Not surprisingly, the Cal/OSHA inspectorate, riddled with vacancies, opened 12% fewer inspections during the first three quarters of 2024 than in the same period in 2023. Nine of the top 10 industrial sectors saw fewer inspections than in the same period of 2023. Cal/OSHA also issued 12% fewer citations to employers in the first three quarters of 2024 compared to 2023, and the 2024 citation total is 50% lower than during the same period in 2022.
Stung by critical media coverage of Cal/OSHA’s understaffing and resulting failure to protect workers, particularly those engaged in agriculture, the agency recently announced a reorganization. Cal/OSHA will now have three new district offices in Santa Barbara, Riverside and Fresno, and four new offices for a new agricultural safety unit in Bakersfield, El Centro, Lodi and Salinas.
But empty new offices, or ones half-staffed with inspectors transferred in from elsewhere in the state, will not change the situation on the ground without more trained and bilingual field inspectors. Currently Cal/OSHA has only 11 field inspectors statewide certified to be fluent in languages other than English.
Cal/OSHA twisting slowly, slowly in the wind
The Governor prides himself on being a “problem-solver” and “can do” policy maker. Yet, even though the legislature has fully funded the budget needed to hire and create a better staffed inspectorate, the Newsom administration has been unable or unwilling to fill Cal/OSHA inspector vacancies.
Clearly, having a fully-staffed, trained, and robust force of Cal/OSHA inspectors is not going to win the Governor any applause from his many past – and possible future – corporate campaign donors in agriculture and industry.
But if Governor Newsom wants to be a real leader in the Trump 2.0 era – he can cut through the red tape and months-long waits in the hiring process to fully staff Cal/OSHA. He can order a revision of the overly restrictive job qualifications, and demand an accelerated pace of job offers.
Currently, many qualified applicants with industrial hygiene and occupational health and safety college degrees end up taking job offers elsewhere while they wait, fruitlessly, to hear back from Cal/OSHA. Candidates without engineering degrees, but who have years of relevant experience in union or company health and safety committees, are not even eligible to apply.
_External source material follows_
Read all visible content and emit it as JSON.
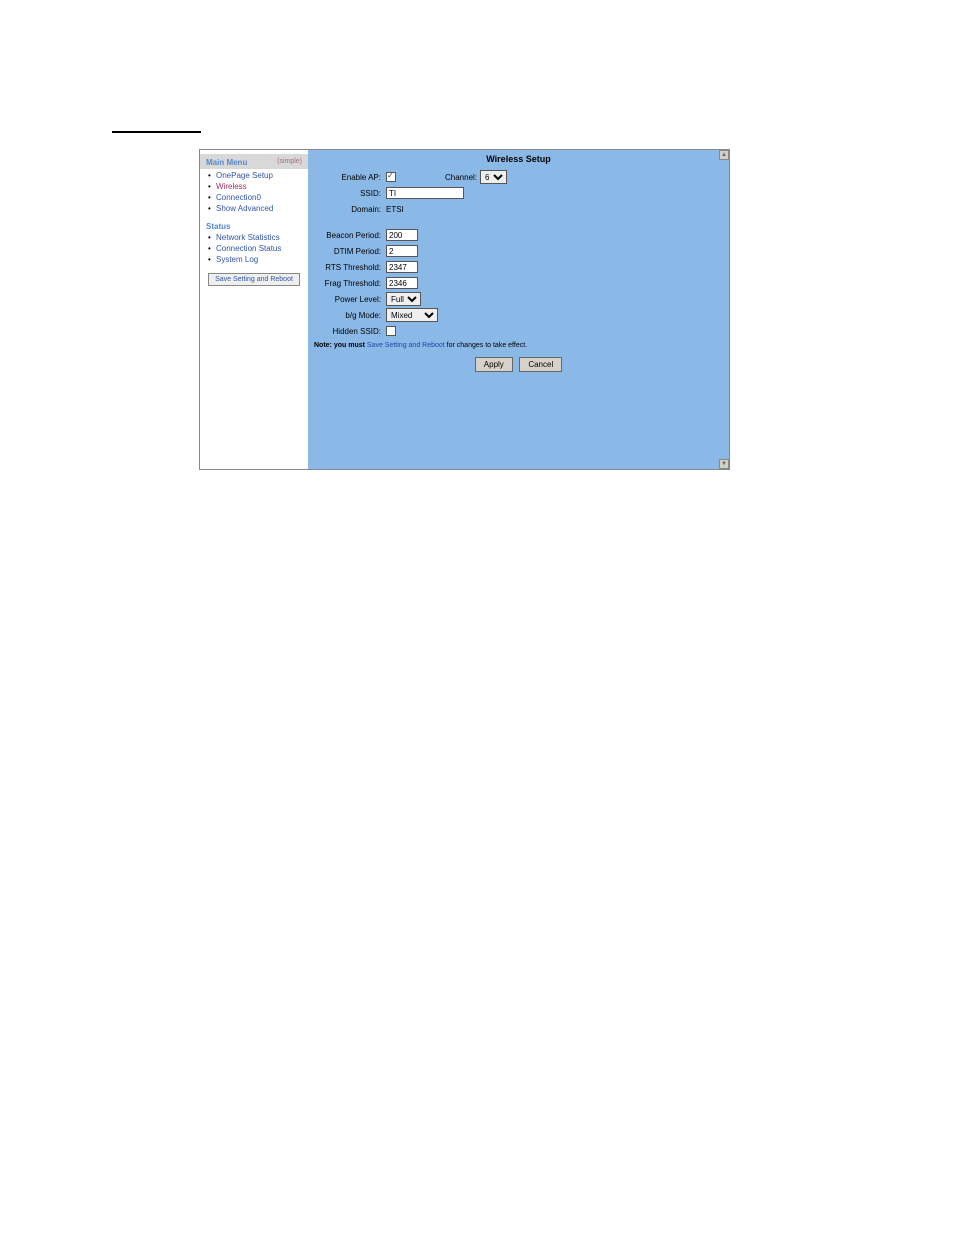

A weakened, in-name-only workplace safety agency cannot meet its mission and mandate to protect workers against jobsite hazards that result in hundreds of injuries, illnesses and fatalities each year in California. Nor will it be a deterrent to irresponsible employers who will seek to take full advantage of the incoming Trump administration’s pledge to slash regulatory health and safety protections.
California’s working people and their families should not be forced to pay the price in blood and tears for the Governor Newsom’s Trump-like lack of concern about serious workplace health and safety threats.